But Reliance said it was determined to leverage the cost advantages of Qualcomm`s code division multiple access, or C.D.M.A., technology, widely used in the United States. ``Our strategy is to make money on scale, not from skimming the market,`` Anil Ambani said.

From a subscriber base of 500,000 in 2002, Reliance had 7.8 million mobile customers by the end of March, more than 20 percent of the total market, leapfrogging the previous leader, Bharti Tele-Ventures. Its countrywide fiber optic system, scheduled to be completed in 2005, will further broaden the service`s reach.

In January, Reliance Infocomm acquired its first non-Indian operation, the London-based FLAG Telecom, a bandwidth supplier with underseas cable connecting Asia, Europe, the Middle East and the United States, in a $211 million deal.

Though the group has remained vibrant in the post-founder era, there have been murmurs that differences between the Ambani brothers fueled by such things as Anil`s conspicuous absence from the rollout of Reliance Infocomm, his brother`s pet project, will eventually affect the group.

For now, there is no obvious friction. Their families share a 100,000-square-foot luxury building in Mumbai`s upscale Cuffe Parade neighborhood, complete with multiple servants` quarters and a temple, though Mukesh Ambani is planning to move out as soon as his mansion in the Altamount Road neighborhood is built.

Reliance`s competitors declined to comment for this article.

Reliance has come in for criticism for its recent back-door entry into the booming wireless market. While global system mobile communications companies with international investors like AT&T and Singapore Telecommunications bid for cellular licenses that have averaged hundreds of millions of dollars each in public auctions, Reliance received limited-mobility rights along with fixed-line licenses sold by the government at a fraction of the cost.

By interconnecting different circles of limited-mobility services, Reliance has assembled a nationwide network comparable to that of the G.S.M. operators` systems.
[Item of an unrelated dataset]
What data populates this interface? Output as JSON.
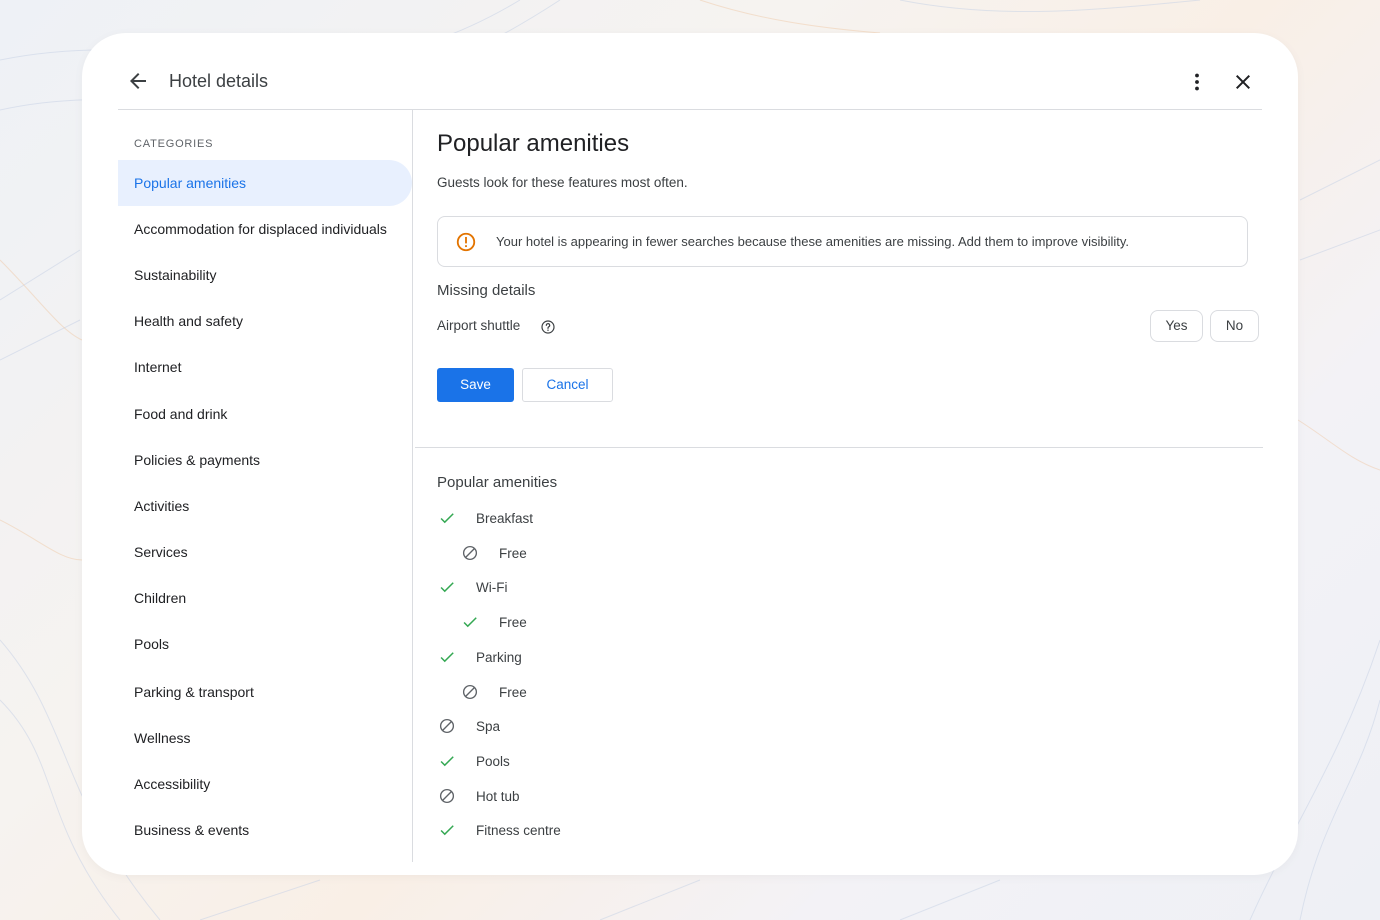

Cellular operators accused Reliance of breaching regulations on limited-mobility phones. But Reliance turned the commercial dispute into a technological one, settled out of court, and became the prime beneficiary of a changed regulatory regime.

``Reliance managed a de facto national license for a bargain price,`` said Mahesh Uppal, director of Telecommunications and Computer Information Systems, a consultancy based in New Delhi. ``It is a company of amazing dimensions; it works on all different planes.``

Even some of the company`s staunchest critics find much to admire.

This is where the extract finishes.